You see, Fitz, we live in an age bereft of precision: full up with fuzzy numbers and cotton-ball platitudes. There’s a reason I get a feeling of cold comfort just off a plane in Zurich, and it’s not that I once placed second in my high school’s telemark giant slalom at the Snow Bowl. No, it’s because the Swiss lay it all on the table so meticulously, whether the question is “what time is the train coming?,” “how much is that scone?,” or, “how much Nazi gold do you guys have?”
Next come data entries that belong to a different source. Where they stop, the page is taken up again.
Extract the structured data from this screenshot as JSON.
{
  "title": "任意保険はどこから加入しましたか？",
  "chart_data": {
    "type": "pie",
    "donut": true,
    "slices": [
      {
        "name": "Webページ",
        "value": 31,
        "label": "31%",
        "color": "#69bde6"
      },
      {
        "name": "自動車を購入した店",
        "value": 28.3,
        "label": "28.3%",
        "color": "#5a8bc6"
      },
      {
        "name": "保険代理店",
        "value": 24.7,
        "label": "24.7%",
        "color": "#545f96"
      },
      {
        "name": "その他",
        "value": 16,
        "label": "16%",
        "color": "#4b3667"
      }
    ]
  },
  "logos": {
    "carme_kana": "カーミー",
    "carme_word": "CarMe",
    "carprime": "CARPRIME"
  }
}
If only you were Swiss, Fitz. This plan would rob me, and my rival No-Child-Left-Behind babies, of the last concrete and objective number we had to work toward in our endless upward crawl toward your door. Now we have to “focus on our subjects in school,” un-enroll from our 2009 Kaplan summer camp, and start Googling “micro-finance.” We aren’t all St. Francis, Fitz; plus that Kaplan deposit’s paid.
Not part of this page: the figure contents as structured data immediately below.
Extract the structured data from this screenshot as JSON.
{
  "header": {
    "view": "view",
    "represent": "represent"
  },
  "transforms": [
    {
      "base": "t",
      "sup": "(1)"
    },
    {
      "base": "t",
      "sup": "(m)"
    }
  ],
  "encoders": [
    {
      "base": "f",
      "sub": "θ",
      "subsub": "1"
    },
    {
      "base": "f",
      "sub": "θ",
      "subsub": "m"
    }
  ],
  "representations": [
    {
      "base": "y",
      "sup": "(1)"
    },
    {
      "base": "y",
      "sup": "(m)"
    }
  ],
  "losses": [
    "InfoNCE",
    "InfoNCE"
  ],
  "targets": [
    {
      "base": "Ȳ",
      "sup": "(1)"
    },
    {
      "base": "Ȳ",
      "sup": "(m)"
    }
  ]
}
You remember how it used to be, in those golden, Unabomber days. If your name was on a building, or if you were poor but knew an oarsman from a coxswain, you were in—as long as you were a white male without a “problem name.” Sure, we’ve been knocking down barriers like it’s going out of style ever since, but this is a slippery SAT II slope you’re skipping down. Know where it ends? Sex weeks, Richard Alpert, and lecturers who grade with “sad faces.” It’d be like the lower school at Milton Academy, or Brown. You’d be laughingstocks without your army of 1600-scoring—excuse me, 2400-scoring—cyborgs.
What would you like from me? Don’t tell me to “be myself,” like you’re not going to accept one out of every 12 people next year. There isn’t a program that guarantees it’ll teach you to be in the top decile of all people, generally. (Is there? Is that what Scientology is?)
I wish the world were a different place. I’d like to go on vacation, go and romp and play—just, do that. But I can’t, because I’m busy, preening my CV or illustrating my libretto. And it’s all for you, Fitz. Give me something to work with here, something substantial—none of this “well-rounded” hogwash. Something as knowable and measurable as the $20 bill taped to the inside of this envelope.
James M. Larkin ’10, a Crimson associate editorial chair, is a social studies concentrator in Quincy house.